With age, the body gets less efficient at metabolizing substances, regulating sleep, and resetting neurotransmitters. “What used to be fixed with a nap at 20, at 30 or 40 demands more rest, more hydration, and more care,” notes the doctor. It is known: the liver slows down, sleep quality drops, basal inflammation rises, and energy reserves just aren’t the same. “All of that makes the neurochemical rebound, the period when the brain tries to get back to homeostasis after consumption, feel rougher,” Otazu adds.

So again, what can you actually do to be better prepared for “the day after”? Start with the basics: get restorative sleep, eat something nutritious, stay hydrated, replenish minerals, tone down sensory overload, space out your use, and get some physical activity. Those aren’t just tips; they’re “ways of acknowledging ourselves as vulnerable in a world that demands performance even when we’re running on fumes,” says Liddle.
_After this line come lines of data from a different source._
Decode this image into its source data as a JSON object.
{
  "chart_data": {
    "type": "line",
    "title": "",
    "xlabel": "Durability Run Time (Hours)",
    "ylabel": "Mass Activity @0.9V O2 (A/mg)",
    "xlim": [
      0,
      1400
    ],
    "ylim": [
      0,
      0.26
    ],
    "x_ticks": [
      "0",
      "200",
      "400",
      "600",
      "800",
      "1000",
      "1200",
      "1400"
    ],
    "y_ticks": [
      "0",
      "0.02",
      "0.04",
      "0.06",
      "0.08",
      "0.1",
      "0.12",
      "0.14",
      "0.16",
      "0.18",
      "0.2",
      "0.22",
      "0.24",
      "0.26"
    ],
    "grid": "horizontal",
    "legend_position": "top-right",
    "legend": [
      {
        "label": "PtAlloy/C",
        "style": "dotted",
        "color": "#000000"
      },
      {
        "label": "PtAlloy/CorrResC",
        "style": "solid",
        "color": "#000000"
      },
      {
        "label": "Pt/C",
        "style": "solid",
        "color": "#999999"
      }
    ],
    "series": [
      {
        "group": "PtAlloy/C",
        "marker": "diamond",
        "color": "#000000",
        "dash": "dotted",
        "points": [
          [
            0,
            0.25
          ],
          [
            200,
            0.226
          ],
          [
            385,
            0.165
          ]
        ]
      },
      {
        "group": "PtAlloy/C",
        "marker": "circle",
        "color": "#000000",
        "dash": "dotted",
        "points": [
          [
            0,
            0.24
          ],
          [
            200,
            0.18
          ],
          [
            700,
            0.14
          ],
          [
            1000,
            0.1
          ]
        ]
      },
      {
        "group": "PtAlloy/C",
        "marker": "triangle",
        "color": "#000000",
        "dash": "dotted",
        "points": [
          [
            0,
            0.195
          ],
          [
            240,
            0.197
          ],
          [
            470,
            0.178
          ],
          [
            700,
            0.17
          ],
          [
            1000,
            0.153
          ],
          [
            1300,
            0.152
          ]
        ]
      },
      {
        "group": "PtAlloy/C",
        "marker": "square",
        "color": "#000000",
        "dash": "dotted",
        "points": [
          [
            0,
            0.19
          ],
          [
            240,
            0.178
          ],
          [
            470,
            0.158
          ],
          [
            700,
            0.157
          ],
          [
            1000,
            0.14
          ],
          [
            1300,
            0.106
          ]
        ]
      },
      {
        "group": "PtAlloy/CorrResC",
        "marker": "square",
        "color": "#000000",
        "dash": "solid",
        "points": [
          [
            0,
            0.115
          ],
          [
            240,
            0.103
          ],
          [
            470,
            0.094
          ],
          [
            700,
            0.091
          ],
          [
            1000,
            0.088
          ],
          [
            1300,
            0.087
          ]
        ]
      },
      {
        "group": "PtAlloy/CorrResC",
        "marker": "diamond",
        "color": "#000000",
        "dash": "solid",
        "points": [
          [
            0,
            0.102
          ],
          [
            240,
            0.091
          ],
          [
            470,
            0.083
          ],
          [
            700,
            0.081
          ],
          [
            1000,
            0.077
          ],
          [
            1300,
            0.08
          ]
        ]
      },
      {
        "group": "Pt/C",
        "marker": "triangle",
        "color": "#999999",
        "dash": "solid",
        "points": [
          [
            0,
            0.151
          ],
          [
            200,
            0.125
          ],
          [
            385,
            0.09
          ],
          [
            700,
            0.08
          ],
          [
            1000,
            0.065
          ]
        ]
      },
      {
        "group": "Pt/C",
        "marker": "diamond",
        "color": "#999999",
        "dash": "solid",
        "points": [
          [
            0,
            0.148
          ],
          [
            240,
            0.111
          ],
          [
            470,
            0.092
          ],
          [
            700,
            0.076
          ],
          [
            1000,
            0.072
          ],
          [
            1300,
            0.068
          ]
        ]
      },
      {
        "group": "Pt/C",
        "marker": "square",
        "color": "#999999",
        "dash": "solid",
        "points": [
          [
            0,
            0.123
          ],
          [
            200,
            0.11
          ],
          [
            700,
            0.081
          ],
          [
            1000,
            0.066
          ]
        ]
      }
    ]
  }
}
“Taking care of ourselves before, during, and after is both a health mandate and a political act. The day after shouldn’t feel like punishment; it’s part of the trip itself. The body just wants to find its rhythm again, and listening to it is also a way of being present,” says Liddle, who openly identifies as a drug user. Meanwhile, that negative perception of reality that tends to hit post-bash usually comes from a mix of biological and emotional factors that predispose us to read everything in a heavier tone.  “The rebound of neurotransmitters, especially serotonin and dopamine, can create a state of emotional vulnerability: mood drops, stress sensitivity increases, and negative thoughts get amplified. That internal chemistry colors how we interpret the day, even if there’s no real conflict happening,” Otazu explains, skimming the technical details.

So when the body’s wiped out, the brain interprets any sensation as heavier than it is. And if the night was intense or overstimulating, the contrast with the calm of the next day can feel like a void or inner chaos. After the openness, connection, and euphoria, there’s often a slap of realization that can trigger thoughts like “What am I doing with my life?” or “This makes no sense.” But breathe. Just breathe.

The expert reassures: “What matters is knowing it’s temporary. With sleep, hydration, food, and time, the nervous system returns to its usual range. And once you understand that the feeling isn’t an absolute truth but a biological effect of the post-use phase, the anxiety drops a lot.”

So chillax, it’s not that everything’s falling apart. Those alarms are just your body and mind processing what went down, digesting the experience. Existential hangovers are real, and they usually echo what’s, let’s say, “missing”. “We live in a culture that invites us to use without limits, but not to sustain ourselves. And that gets worse under the moral stigma of prohibitionism, which paints drug users as the root of all evil,” closes Liddle.

And in the end, when everything fades, the silence carries its own heartbeat. After the music, the lights, the rush, and the vertigo of the search itself, there lingers an echo that pulls you to listen inward. That nothingness isn’t always a void. Sometimes it’s the body trying to remember who it is, without lights, without noise, stripped down to bare existence. And then, in that quiet that follows, the soul doesn’t really crash. It lands.